November 2, 2016

The Orphan Master's Son [book]

We love to make fun of North Korea and Kim Jong Un. That haircut! He banned sarcasm! (He didn't, actually, but the fact that it seems plausible says something.) The more severe and outlandish the story, the more we roll our eyes at it.

But the fact is, we laugh at North Korea because the it keeps us from having to actually imagine what life must be like for its citizens. If we mock it, we won't have to deal with the uncomfortable truth that there are still hundreds of thousands of citizens suffering under a ruthless dictator and there is not much of anything we can or are willing to do about it.

Dad had better hair
This book rips off that comedic facade we hide behind and forces us to become intimately familiar with the oppressive day-to-day structure of North Korean life under Kim Jong Il (Though I assume it's basically the same under Kim Jong Un). Though technically fiction, Adam Johnson captures the spirit of the North Korean experience through the lens of his not-quite-orphaned hero, Jun Do. Through him, we experience actual historical events (like the kidnapping of foreign citizens) as well as sensationalized accounts of torture and the execution of elderly citizens. (But again, it still seems plausible.)

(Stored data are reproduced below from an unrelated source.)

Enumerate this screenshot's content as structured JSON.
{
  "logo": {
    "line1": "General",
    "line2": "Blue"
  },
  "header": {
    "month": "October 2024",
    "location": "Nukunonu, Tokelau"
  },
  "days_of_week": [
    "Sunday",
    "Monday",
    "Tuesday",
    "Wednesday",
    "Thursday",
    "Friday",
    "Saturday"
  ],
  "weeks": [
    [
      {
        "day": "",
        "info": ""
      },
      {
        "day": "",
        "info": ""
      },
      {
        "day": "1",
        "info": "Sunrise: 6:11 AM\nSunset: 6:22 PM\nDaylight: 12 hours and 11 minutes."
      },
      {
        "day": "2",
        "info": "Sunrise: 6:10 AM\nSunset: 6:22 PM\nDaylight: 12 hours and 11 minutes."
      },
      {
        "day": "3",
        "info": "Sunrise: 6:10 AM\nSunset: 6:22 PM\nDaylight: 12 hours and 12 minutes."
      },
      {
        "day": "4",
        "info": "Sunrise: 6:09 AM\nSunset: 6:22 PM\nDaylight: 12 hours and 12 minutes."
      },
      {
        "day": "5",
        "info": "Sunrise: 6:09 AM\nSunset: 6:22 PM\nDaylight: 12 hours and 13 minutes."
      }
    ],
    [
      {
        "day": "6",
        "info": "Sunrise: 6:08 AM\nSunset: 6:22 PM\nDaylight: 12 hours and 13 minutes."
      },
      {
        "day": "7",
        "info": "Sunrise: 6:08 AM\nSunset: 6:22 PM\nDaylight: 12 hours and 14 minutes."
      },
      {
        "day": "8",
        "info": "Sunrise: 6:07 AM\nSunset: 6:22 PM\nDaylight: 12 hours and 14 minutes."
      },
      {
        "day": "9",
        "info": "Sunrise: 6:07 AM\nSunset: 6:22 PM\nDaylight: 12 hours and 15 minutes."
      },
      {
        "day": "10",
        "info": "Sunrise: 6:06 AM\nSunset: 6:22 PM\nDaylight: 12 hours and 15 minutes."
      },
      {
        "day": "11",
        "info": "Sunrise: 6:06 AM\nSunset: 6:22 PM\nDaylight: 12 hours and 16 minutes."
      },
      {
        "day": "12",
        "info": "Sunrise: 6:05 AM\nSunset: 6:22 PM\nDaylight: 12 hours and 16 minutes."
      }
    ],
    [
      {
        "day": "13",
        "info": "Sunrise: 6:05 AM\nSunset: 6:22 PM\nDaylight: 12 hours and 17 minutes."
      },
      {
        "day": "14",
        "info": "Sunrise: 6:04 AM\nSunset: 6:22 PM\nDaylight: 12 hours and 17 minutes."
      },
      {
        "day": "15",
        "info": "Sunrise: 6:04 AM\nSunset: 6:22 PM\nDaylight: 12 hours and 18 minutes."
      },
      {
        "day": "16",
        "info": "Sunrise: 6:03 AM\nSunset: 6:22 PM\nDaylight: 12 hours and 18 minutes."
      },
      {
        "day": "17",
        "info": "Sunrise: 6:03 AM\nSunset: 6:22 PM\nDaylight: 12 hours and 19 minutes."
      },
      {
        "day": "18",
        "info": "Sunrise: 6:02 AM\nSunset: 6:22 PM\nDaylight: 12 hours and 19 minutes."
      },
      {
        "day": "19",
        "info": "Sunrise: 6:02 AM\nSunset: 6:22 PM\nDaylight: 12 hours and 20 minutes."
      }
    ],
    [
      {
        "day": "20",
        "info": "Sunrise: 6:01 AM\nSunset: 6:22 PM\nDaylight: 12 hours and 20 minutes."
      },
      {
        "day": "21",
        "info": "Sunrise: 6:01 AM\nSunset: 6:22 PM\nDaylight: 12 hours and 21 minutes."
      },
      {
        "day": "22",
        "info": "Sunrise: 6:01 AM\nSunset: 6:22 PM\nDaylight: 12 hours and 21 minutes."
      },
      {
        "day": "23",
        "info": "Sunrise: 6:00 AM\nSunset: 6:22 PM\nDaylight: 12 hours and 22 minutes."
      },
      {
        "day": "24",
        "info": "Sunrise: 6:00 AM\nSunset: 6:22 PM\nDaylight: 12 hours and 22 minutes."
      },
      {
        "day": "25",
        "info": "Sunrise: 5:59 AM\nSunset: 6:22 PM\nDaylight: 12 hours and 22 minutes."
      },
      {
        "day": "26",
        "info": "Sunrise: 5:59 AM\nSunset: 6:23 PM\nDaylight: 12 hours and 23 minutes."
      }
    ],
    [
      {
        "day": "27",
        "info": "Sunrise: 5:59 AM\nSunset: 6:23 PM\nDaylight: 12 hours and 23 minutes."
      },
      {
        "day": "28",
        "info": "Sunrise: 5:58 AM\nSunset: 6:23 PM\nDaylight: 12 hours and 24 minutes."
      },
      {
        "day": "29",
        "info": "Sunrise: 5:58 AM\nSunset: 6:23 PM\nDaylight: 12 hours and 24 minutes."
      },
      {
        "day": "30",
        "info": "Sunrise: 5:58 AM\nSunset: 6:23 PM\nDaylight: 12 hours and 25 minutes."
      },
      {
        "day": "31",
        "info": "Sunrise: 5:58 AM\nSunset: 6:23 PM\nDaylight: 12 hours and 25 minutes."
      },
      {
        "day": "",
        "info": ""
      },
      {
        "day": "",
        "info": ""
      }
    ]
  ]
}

In making this book more of a "thriller," Johnson demands that we suspend our disbelief at some rather incredulous plot points, but he at least takes the time to try and explain how such unbelievable events could happen in this setting. Ultimately, however, what endures is the portrait he paints of the bleak and desperate life many live in North Korea, contrasted against the fact that they do not know any other alternative. If you didn't already know that North Korea was a real country that was this isolated from the rest of the world, you could easily be fooled into thinking this was a dystopian fantasy.

Historical fiction can often be too stilted in trying to capture too many facts, or infuriating because it plays fast and loose with too many details, but Johnson has struck a balance between crafting an original story while maintaining the integrity of his subject matter. So while the story arc of Jun Do may not have made a huge impact on me, the small details in the lives of the citizens around him will stay with me to serve as a reminder of the freedoms we often take for granted here in the US.

Final word: You'll never look at a can of peaches the same way again.